La hagiografía de un jesuita constituye así un prisma excepcional que ilumina los claroscuros de otros escritos o relatos institucionales, mediante la proyección idealizada de una organización o un gobierno, así como de una propuesta espiritual que expresa, quizá, la fuerza de un deseo antes que una realidad. Al describir estas vidas perfectas, exigentes –que rozan aquel pelagianismo del que sus enemigos casi de manera caricaturesca acusaban a la Compañía–, los jesuitas hacían publicidad de un estilo espiritual que colocaba el acento en la difícil tensión de consagrarse a Dios en medio de una intensa actividad que parecía incompatible, a los ojos de los contemporáneos, con la idea imperante, por entonces, de lo que era la vida religiosa.
René Millar nos entrega un excelente ejercicio de interpretación que arroja luces para la historia de la Compañía de Jesús en el Perú.

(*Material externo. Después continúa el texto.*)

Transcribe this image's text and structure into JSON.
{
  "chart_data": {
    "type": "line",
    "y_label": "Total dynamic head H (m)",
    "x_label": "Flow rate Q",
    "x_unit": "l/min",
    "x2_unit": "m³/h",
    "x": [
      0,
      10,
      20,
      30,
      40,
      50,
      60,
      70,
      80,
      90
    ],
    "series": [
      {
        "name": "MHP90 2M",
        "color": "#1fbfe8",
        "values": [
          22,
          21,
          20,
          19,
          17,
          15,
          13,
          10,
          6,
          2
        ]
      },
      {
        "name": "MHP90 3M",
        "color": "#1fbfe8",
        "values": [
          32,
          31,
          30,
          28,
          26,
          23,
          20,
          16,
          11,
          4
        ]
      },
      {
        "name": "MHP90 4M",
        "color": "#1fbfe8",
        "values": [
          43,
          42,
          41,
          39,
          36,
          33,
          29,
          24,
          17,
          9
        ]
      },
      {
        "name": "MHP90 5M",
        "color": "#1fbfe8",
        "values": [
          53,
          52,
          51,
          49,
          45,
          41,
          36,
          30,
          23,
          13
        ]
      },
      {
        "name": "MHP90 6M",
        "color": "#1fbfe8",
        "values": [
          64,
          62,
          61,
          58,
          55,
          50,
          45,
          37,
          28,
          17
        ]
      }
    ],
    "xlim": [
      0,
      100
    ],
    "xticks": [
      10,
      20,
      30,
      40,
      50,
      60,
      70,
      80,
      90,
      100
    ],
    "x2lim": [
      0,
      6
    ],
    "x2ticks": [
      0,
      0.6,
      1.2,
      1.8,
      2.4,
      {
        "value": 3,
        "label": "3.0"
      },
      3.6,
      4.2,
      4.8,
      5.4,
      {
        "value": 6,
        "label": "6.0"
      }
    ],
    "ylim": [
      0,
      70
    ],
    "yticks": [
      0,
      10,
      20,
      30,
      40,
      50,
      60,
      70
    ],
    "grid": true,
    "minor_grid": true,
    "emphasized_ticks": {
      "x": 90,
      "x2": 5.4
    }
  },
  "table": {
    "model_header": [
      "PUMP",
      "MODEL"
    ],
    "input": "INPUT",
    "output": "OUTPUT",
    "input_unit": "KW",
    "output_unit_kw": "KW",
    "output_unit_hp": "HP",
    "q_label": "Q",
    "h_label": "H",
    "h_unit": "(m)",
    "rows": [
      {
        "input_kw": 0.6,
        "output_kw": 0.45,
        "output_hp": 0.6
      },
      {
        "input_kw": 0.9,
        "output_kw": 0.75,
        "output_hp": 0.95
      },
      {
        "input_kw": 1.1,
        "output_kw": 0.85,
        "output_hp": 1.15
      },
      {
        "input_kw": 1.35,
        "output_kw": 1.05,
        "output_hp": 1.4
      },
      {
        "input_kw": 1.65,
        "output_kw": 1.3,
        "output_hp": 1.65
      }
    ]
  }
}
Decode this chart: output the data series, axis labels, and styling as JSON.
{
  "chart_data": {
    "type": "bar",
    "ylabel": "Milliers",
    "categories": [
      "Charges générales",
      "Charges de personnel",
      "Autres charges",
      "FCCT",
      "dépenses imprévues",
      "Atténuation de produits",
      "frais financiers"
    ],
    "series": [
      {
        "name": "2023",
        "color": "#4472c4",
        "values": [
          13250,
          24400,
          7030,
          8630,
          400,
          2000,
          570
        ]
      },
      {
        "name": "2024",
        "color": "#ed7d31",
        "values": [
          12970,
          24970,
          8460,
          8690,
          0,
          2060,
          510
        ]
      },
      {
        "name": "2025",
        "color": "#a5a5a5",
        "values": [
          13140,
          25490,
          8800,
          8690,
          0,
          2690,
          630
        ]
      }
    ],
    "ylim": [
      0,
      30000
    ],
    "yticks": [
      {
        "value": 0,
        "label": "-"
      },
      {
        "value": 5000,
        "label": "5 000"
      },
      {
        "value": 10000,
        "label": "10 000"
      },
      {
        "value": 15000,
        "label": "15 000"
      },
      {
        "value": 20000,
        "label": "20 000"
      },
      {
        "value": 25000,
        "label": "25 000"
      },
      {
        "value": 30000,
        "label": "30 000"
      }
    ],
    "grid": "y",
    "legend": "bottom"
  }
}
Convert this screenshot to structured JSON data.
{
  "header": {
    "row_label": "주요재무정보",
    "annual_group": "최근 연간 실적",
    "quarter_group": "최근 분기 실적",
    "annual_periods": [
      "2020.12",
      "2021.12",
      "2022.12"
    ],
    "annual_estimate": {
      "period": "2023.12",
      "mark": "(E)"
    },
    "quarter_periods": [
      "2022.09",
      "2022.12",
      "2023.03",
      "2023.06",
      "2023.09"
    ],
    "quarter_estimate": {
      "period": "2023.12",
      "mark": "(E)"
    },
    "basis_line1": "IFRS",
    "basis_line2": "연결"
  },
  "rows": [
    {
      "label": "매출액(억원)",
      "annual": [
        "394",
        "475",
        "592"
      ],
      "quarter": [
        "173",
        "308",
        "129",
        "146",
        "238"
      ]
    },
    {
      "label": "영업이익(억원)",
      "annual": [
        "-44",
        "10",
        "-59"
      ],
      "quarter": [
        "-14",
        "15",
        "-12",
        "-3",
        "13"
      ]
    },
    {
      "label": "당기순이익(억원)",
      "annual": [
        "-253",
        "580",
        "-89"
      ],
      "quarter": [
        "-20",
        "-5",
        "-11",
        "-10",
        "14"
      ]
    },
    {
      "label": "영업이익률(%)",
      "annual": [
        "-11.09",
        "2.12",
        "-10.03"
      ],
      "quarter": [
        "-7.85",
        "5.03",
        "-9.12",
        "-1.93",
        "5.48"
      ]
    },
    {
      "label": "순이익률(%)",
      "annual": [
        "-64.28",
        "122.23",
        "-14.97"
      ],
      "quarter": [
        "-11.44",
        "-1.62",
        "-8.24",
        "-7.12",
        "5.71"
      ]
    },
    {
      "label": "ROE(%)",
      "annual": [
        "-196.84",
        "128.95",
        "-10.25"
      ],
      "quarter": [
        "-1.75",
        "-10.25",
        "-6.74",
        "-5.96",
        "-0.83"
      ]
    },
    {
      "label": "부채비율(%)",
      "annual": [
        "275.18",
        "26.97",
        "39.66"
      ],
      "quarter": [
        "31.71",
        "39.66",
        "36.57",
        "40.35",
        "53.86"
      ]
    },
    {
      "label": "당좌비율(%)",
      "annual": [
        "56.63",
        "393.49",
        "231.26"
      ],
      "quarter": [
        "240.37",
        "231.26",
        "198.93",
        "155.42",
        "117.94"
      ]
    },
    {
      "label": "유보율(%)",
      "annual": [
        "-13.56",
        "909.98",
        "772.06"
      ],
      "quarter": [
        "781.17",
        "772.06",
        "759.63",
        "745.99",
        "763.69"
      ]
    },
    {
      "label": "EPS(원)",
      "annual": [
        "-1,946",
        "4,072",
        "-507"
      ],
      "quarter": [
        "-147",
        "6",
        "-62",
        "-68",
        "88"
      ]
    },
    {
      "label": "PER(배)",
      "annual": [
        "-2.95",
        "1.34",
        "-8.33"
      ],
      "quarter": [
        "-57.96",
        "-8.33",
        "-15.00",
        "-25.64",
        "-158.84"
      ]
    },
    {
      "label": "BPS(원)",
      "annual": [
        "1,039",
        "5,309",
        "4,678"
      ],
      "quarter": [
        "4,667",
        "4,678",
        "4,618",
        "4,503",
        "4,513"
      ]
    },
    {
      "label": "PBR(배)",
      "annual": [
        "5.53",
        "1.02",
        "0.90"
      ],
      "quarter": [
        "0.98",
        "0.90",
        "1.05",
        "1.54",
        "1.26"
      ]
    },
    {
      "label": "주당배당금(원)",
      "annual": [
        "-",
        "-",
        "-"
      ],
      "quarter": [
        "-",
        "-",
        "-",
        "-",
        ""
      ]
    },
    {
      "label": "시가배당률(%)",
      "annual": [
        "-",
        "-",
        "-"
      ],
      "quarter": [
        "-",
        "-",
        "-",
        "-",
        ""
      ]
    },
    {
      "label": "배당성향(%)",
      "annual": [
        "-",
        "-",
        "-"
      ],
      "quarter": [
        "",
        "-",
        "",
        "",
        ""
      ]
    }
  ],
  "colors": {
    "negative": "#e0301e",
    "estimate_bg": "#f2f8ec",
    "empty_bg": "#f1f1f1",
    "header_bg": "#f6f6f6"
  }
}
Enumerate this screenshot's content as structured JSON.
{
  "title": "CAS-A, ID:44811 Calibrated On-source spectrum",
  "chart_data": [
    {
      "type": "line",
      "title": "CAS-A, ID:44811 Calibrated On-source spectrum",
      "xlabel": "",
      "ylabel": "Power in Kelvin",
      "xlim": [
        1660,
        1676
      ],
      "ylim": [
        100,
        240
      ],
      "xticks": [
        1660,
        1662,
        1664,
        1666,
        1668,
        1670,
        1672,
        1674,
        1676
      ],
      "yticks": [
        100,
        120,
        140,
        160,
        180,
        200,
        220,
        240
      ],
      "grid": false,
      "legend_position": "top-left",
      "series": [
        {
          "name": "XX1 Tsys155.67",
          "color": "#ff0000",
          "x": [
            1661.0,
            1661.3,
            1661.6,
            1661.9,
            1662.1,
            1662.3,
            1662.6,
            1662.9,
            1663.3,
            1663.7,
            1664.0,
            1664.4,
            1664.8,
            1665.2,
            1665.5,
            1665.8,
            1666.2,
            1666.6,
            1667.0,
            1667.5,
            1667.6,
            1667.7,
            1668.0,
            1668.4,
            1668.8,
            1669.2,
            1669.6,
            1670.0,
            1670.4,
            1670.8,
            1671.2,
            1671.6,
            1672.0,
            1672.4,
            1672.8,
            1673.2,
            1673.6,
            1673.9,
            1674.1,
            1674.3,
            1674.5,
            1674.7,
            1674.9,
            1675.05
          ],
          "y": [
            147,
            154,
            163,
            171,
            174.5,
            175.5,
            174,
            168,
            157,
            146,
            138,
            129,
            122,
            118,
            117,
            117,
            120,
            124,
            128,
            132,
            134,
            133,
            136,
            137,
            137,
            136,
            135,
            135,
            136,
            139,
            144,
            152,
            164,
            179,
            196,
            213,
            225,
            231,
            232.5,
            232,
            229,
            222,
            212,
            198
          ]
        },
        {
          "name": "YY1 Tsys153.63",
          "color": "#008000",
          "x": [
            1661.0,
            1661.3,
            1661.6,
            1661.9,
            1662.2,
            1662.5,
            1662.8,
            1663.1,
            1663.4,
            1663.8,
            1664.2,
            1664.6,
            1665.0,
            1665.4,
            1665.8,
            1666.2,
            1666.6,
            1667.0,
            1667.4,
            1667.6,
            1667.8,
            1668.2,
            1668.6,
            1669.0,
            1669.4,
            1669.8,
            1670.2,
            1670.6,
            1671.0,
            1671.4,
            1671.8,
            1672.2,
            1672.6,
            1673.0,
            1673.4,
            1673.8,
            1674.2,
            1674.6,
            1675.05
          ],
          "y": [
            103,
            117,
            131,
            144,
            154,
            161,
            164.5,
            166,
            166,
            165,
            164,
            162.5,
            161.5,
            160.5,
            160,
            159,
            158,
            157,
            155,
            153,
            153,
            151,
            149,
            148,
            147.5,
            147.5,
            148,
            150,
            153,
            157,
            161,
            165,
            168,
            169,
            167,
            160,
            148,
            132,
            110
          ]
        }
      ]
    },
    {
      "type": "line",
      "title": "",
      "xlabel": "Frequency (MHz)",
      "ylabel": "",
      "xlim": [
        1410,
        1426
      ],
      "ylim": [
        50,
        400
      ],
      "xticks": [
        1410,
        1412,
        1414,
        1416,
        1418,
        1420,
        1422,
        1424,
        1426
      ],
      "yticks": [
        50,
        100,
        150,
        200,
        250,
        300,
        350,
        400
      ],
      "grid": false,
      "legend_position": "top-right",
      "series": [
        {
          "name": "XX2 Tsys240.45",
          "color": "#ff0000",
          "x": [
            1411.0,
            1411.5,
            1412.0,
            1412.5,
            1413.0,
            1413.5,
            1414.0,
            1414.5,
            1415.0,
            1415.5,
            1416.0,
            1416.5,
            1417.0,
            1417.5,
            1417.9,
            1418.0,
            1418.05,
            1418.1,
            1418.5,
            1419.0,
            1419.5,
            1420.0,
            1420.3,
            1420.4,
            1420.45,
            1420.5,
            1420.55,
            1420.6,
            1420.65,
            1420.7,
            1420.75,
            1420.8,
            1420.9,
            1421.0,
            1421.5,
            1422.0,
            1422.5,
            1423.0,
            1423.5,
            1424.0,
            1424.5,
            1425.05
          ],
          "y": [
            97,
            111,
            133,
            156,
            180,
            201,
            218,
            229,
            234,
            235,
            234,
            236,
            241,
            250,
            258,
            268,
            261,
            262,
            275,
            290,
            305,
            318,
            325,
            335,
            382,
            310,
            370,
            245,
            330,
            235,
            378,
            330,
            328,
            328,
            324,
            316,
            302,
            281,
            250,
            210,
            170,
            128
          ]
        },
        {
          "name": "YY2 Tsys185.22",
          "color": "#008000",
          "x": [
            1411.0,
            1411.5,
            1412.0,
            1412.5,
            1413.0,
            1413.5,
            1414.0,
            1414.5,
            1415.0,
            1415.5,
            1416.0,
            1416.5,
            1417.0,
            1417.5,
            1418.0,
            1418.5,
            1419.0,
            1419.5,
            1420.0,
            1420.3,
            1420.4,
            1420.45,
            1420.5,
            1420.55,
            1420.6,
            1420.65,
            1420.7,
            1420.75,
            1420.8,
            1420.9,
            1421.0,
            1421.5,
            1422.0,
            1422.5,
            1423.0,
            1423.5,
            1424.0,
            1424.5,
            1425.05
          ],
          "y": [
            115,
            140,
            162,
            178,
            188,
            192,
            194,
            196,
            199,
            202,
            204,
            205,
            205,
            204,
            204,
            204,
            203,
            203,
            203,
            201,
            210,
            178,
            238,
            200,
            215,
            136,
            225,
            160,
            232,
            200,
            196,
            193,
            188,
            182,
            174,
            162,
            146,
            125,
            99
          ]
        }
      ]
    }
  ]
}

Su lectura nos ayuda a redescubrir, más allá de las contradicciones o las interrogantes que salen a la superficie, debido a la gran distancia temporal –y, por ende, cultural, la narrativa de una institución que busca posicionarse en un contexto colonial, donde hispanos y criollos pugnan por un protagonismo no solo social, sino espiritual. Aún poco se ha explorado sobre el lugar del discurso espiritual en la sociedad colonial del Perú. La oración que se describe en la práctica del Padre Juan Sebastián seguiría en línea directa la tradición contemplativa de su maestro Juan de Avila, cuya oración recogida pasaría hacia otros jesuitas, quizás a Antonio Ruiz de Montoya, maestro en oración de Francisco Del Castillo, a su vez, iniciador en la misma oración, de Alonso de Messia, todos ellos vinculados por la misma impronta espiritual. ¿Cuáles son los vínculos entre el modo de contemplación traído por algunos jesuitas españoles y que arraigó en territorio de misión mientras que en Europa estaba bajo la mira de autoridades más suspicaces? ¿De qué manera la oración continua, de la presencia de Dios y sus derivaciones, mostradas en estas hagiografías, buscan una permanencia o un cambio respecto de las corrientes europeas? ¿Estas dan cuenta de una posición particular de la Compañía o son ensayos que forman parte de una diversidad de técnicas que, de pronto, luego de la expulsión y ante el arribo de las corrientes modernistas, quedarían olvidadas hasta hoy?
Como afirma Paul Ricoeur en Tiempo y relato, no hay narratividad neutra ni lector que vuelto un agente o un iniciador de una acción no tome una posición ética vehiculada por la lectura. Podemos aplicar esta aseveración al campo de la espiritualidad. Estamos seguros de que este nuevo volumen de la Colección Jesuítica ayudará a dilucidar nuestra posición ante la condición espiritual humana en un contexto histórico y cultural determinado. Gracias a esfuerzos intelectuales serios e inquisitivos como el de René Millar, iremos superando prejuicios y pasiones ideológicas de antaño para quizás así aggiornar la lectura de textos del pasado y lograr que ellos operen el anhelado fin de san Ignacio para toda comunicación: consolar y edificar nuestra alma.